Portavo in grembo suo figlio e sperai mi ricordasse solo le cose belle di lui, ma non troppo...
Scoppiai a piangere e le gambe non mi ressero più in piedi. Scivolai a terra e lui mi seguì di riflesso. La disperazione si tramutò in rabbia, così iniziai a prenderlo a pugni sul petto con l'intento di sfogarmi, ma lui non faceva una piega. Mi muovevo convulsamente dentro un bagno di lacrime impazzite.
"Sei solo uno stronzo, eppure sono innamorata, cazzo"

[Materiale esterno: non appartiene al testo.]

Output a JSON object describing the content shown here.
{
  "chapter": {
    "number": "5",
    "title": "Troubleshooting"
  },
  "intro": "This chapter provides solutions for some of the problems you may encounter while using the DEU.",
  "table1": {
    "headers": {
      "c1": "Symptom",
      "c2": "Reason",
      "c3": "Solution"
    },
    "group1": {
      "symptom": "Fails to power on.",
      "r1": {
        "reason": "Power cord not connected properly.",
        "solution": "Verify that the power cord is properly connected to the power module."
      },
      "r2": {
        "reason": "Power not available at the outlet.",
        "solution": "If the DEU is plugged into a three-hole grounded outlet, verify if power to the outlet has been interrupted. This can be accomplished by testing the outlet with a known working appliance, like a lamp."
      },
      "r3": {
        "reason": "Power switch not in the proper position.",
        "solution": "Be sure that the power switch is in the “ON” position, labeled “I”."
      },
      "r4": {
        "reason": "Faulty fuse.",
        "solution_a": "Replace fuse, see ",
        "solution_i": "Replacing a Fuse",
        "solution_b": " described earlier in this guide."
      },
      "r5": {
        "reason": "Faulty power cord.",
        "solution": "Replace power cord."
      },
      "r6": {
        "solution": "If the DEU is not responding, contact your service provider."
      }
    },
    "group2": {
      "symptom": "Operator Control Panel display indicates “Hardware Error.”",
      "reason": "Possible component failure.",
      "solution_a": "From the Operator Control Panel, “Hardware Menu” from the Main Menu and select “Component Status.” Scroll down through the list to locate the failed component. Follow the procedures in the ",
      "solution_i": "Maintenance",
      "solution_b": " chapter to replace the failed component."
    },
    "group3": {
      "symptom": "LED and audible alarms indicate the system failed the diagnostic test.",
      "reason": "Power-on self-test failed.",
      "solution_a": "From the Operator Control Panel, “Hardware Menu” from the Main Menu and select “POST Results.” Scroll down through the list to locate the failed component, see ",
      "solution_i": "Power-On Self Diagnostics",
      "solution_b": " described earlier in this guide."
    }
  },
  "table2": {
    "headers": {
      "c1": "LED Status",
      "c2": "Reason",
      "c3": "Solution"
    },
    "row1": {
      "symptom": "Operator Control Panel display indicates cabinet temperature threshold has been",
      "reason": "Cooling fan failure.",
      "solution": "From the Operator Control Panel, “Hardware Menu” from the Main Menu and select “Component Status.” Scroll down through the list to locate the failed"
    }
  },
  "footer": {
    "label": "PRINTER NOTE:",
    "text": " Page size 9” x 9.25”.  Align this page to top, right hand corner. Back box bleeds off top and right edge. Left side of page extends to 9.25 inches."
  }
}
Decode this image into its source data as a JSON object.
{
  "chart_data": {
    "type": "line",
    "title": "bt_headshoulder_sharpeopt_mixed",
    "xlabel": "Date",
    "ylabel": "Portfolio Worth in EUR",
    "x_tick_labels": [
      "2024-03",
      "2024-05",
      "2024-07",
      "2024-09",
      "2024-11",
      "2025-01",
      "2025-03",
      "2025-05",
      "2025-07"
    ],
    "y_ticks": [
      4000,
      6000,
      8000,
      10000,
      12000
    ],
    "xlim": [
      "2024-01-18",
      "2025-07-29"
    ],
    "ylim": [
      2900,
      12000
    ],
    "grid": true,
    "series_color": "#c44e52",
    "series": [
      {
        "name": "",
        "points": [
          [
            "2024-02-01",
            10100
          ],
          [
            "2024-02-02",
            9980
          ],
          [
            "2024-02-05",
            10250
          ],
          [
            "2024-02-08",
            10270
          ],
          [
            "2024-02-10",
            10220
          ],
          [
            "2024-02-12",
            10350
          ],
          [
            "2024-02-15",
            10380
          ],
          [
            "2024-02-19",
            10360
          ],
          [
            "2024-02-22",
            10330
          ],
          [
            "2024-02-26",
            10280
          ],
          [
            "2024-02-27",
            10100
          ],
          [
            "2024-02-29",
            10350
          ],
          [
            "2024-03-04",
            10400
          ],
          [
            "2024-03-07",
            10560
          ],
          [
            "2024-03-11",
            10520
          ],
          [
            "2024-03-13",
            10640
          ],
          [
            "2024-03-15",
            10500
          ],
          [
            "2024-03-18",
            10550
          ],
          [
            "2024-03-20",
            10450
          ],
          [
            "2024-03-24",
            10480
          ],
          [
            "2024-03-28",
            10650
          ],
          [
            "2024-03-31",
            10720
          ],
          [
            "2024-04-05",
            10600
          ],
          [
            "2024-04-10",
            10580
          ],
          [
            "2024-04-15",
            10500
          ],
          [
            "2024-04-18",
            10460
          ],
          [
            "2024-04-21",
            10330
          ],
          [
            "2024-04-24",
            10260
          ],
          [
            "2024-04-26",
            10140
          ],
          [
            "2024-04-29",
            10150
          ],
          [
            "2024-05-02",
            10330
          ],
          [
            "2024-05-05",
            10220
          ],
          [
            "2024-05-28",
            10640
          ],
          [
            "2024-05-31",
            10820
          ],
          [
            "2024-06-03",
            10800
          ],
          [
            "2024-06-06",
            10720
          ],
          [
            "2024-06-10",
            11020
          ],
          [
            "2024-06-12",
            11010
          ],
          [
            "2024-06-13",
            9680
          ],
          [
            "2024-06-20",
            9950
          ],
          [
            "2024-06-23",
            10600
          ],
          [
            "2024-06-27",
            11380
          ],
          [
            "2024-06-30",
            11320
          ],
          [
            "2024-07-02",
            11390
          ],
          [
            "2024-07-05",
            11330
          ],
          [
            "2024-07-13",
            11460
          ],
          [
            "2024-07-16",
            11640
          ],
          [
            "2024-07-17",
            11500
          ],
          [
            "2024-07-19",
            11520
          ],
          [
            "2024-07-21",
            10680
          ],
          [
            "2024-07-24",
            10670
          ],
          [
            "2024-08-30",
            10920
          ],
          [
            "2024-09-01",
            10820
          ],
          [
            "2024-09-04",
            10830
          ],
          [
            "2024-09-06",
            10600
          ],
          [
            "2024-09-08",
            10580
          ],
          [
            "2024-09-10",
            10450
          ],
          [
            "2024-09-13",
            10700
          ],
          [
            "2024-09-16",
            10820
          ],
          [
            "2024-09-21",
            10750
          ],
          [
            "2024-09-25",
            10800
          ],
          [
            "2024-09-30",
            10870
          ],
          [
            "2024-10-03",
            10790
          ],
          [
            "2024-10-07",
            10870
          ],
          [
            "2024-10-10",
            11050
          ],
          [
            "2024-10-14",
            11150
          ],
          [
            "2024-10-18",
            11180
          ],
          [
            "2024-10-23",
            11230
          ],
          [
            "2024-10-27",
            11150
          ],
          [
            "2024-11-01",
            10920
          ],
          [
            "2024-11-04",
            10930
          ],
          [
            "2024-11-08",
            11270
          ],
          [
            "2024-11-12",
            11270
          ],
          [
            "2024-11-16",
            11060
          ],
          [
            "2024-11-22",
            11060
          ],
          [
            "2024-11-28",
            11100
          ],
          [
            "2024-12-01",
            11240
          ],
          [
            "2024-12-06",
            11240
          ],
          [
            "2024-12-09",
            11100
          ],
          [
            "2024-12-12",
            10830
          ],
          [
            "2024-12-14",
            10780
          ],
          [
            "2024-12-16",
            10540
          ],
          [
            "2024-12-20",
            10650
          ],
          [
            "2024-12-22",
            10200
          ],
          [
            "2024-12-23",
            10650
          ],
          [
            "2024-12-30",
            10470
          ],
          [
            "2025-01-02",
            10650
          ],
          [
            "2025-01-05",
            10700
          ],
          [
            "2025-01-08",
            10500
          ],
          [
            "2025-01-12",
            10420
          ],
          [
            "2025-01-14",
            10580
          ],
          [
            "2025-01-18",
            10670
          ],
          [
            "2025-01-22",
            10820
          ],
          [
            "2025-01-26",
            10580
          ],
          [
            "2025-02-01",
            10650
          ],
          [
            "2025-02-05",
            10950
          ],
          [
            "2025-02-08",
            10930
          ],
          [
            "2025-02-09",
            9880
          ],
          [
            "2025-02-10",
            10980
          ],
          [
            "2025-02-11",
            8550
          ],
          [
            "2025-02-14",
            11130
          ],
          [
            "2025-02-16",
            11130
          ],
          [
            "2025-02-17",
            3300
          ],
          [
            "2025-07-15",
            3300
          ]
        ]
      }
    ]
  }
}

"Anche io lo sono, solo che non riesco a renderti felice e sicura, perché non riesco a cambiare. Mi dispiace così tanto, Carter"
Sentii la sua voce rompersi nella frase più di una volta.
"Se non puoi farmi felice, devi sparire. Non voglio soffrire mai più come sto soffrendo ora"
Un barlume di speranza dentro di me si accendeva sempre, però era così fievole che mi faceva dubitare della sua esistenza a volte.
Rimasi in apnea sino al momento della sua risposta."Io sono così...Io sono quello che voglio essere ogni volta che voglio esserlo: produco arte"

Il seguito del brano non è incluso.